I am now mentally reviewing all the possibilities of why my 12 year old boy is bringing up the subject of wet dreams with me.  There is actually no good possibility.  I try to see the positive of the situation and attempt to congratulate myself on being such a great parent that my 12 year old son – my son!- would come to me discuss one of the great developments of male adolescence.  But my brain is still not functioning well(because duh mini-stroke) and I can not see any positives to the situation so instead I resume my silent cursing out of SuperHubby.  So much easier.

Golden Boy:  Well there is this boy in my class and I don’t think really understands what a wet dream is.
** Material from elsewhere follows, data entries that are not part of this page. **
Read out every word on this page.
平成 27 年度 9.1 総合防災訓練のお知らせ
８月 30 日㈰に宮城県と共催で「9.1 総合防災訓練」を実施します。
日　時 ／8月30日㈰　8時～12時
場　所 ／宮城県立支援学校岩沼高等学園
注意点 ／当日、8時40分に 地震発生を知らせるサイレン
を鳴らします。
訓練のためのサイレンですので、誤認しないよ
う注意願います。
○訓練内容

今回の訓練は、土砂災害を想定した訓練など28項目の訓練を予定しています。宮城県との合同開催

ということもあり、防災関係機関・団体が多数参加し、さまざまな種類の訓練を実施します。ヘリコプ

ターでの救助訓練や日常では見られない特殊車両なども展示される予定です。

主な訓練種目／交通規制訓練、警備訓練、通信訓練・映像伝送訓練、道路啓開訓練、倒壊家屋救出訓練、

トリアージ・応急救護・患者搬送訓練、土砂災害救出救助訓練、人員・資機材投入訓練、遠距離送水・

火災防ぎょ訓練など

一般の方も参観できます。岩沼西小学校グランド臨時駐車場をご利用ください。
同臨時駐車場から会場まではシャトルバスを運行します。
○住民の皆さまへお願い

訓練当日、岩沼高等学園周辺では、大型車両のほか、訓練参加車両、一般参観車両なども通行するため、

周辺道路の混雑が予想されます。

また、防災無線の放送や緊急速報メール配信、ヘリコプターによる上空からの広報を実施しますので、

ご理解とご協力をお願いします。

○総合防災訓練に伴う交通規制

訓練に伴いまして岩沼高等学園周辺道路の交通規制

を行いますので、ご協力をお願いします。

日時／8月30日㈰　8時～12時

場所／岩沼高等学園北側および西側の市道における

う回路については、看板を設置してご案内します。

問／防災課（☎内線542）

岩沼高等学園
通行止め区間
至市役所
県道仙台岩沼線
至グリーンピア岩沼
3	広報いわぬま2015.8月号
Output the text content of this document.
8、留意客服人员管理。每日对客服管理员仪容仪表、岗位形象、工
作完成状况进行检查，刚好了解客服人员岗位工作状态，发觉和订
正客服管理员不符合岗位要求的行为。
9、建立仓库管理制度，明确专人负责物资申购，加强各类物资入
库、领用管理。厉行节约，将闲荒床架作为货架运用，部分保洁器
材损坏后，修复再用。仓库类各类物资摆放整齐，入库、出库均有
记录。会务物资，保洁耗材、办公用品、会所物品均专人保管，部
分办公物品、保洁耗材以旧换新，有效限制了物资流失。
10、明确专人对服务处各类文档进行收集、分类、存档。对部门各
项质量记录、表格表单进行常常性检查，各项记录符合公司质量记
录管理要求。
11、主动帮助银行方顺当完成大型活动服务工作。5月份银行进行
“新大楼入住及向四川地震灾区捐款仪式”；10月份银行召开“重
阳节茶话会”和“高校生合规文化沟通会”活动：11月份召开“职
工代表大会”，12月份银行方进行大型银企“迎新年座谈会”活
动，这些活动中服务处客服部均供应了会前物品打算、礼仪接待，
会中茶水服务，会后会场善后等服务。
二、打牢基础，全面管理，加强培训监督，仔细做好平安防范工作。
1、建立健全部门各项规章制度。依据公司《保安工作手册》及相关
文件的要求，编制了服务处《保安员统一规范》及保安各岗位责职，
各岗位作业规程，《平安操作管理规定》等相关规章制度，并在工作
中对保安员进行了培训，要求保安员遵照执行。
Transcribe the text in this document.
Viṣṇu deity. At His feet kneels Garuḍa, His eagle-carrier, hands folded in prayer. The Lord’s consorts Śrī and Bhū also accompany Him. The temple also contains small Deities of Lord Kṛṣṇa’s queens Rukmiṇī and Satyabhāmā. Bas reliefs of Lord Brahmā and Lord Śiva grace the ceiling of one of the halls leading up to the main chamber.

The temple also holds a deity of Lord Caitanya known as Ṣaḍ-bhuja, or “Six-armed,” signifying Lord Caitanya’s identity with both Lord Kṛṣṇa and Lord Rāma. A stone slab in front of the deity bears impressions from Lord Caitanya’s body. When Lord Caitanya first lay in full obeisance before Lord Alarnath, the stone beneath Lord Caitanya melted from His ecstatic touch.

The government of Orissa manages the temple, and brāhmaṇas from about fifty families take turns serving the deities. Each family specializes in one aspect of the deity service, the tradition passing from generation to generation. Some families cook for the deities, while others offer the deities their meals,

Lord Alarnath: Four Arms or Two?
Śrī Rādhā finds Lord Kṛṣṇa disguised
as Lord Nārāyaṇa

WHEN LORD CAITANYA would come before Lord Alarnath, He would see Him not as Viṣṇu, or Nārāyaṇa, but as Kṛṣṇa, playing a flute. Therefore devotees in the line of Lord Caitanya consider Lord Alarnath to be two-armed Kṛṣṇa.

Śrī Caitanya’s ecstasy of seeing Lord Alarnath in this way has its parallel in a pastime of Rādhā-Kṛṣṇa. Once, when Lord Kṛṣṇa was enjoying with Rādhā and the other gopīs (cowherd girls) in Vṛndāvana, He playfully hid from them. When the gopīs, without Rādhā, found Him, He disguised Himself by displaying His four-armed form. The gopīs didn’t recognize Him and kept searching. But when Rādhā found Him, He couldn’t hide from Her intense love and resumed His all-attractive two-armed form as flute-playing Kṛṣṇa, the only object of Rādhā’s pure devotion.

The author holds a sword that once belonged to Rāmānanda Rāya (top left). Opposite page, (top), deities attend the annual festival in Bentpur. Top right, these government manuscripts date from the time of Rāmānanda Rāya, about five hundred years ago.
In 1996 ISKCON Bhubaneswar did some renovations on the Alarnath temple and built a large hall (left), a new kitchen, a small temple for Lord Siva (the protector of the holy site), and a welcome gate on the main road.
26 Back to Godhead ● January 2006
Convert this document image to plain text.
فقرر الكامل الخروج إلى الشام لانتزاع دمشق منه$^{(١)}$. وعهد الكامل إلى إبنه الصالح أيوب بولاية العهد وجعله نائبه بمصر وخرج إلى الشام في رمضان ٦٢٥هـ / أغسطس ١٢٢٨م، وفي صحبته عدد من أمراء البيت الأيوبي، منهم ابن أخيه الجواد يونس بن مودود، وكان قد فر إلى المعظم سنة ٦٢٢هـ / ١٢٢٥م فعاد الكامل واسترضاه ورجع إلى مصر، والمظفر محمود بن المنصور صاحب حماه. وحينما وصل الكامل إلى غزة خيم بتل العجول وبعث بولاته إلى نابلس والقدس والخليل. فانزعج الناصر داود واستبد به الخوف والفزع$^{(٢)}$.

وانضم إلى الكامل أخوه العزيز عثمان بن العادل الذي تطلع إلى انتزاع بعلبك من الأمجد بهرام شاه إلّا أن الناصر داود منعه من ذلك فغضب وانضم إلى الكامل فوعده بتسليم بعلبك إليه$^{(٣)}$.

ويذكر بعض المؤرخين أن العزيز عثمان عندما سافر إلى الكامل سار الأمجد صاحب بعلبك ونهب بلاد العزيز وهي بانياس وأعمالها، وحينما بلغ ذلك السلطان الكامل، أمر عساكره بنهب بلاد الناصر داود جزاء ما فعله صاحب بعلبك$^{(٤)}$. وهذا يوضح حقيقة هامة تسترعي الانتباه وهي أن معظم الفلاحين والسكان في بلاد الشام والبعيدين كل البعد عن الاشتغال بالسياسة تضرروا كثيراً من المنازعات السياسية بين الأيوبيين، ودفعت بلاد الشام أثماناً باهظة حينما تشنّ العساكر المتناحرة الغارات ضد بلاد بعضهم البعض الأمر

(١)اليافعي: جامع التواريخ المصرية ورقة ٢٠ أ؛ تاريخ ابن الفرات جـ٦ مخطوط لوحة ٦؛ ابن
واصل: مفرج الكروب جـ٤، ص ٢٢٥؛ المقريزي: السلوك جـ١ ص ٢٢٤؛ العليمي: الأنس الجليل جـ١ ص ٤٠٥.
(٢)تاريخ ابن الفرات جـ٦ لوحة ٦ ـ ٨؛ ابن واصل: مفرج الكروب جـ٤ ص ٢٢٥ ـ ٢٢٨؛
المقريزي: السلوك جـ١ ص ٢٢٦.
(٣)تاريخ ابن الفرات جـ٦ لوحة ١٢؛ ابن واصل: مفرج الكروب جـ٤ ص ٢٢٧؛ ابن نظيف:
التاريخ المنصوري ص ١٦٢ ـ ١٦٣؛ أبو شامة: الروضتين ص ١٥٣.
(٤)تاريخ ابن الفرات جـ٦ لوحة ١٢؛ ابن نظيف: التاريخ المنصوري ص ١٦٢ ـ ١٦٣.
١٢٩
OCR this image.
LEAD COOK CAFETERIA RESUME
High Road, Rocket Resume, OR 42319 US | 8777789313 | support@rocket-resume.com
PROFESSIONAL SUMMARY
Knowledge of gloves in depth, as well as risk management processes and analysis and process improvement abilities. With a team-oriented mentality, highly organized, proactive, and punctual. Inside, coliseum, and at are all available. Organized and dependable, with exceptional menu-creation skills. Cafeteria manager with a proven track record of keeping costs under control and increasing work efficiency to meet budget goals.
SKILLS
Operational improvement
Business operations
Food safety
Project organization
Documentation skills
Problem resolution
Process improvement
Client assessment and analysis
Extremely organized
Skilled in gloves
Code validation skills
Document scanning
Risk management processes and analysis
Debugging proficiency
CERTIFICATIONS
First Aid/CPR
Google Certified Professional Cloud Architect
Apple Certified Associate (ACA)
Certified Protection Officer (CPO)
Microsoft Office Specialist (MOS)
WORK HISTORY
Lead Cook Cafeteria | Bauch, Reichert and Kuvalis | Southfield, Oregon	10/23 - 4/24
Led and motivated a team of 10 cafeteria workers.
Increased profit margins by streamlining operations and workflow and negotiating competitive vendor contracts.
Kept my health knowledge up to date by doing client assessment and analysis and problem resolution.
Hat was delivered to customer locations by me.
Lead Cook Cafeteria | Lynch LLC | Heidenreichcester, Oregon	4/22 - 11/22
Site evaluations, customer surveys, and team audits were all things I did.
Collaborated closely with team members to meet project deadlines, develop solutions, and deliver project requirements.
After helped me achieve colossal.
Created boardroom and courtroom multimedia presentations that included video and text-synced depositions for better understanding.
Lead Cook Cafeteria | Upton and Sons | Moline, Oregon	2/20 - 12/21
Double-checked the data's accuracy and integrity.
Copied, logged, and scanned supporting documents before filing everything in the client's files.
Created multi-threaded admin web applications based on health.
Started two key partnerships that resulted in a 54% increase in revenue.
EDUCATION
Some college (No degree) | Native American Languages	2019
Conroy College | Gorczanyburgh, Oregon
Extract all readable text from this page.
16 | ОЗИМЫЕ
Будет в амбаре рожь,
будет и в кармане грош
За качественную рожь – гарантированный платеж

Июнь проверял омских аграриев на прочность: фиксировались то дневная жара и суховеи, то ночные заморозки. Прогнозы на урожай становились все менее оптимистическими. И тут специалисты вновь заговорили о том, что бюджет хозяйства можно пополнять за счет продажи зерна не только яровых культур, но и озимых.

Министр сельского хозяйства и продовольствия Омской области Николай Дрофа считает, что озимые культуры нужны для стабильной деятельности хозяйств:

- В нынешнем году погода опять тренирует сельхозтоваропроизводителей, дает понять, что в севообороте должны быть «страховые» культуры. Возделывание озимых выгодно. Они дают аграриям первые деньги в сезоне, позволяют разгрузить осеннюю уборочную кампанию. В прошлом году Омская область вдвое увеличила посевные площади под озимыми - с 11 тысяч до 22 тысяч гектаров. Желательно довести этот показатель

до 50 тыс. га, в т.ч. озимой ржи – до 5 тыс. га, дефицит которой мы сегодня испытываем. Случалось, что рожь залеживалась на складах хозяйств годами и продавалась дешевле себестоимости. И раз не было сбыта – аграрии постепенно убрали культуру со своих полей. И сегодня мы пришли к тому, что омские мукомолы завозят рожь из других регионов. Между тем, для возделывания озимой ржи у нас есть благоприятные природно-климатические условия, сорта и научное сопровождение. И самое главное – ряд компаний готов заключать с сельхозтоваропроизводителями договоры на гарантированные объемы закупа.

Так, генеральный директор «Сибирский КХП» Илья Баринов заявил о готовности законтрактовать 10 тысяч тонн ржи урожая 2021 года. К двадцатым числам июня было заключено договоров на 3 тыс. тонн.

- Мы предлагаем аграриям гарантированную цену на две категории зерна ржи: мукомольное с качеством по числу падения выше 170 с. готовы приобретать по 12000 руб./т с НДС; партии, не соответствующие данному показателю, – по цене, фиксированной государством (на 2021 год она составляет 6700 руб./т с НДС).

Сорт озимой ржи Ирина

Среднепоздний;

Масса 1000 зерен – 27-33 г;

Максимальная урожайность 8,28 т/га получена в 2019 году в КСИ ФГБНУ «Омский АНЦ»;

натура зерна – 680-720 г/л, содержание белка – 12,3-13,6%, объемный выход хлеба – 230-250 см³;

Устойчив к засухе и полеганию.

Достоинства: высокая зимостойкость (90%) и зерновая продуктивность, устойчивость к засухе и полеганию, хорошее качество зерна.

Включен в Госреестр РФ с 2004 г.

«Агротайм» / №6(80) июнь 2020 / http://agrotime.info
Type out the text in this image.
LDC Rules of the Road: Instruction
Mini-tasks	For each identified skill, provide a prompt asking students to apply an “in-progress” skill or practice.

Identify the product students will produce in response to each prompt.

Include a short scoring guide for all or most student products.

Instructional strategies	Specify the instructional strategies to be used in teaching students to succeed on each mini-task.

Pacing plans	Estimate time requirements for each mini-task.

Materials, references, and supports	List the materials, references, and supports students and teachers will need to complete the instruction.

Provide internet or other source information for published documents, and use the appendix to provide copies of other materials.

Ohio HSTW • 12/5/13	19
Right.  So Golden Boy really needs to stop saying wet dream and nocturnal emission because every time he says it I stop breathing and my heart starts beating like 500 beats a minute and I know that not breathing and a heart rate of 500 cannot be healthy.   So not healthy.

Golden Boy then goes on to tell a story about how this boy in his class really did not understand what a wet dream was and how the boy kept on making comments in class that demonstrated that he was clueless about wet dreams.  I was able to regain some semblance of control long enough to explain to Golden Boy that everyone expresses themselves differently when in uncomfortable situations and that he should cut his friend some slack.

As soon as I had fulfilled my parental responsibilities I cranked up the volume on the radio in an effort to thwart any further conversations about wet dreams/nocturnal emissions.


And because Golden Boy is Golden Boy he totally believed that Lil' Jon's Turn Down for What was my new jam and finally stopped talking.

Finally. Stopped. Talking.   I breathed a sweet sigh of relief because as uncomfortable as it was to listen to Golden Boy tell a story about his friend’s misunderstanding of a nocturnal emission it was far better than the alternative.


Will. Not. Think. Of. The. Alternative.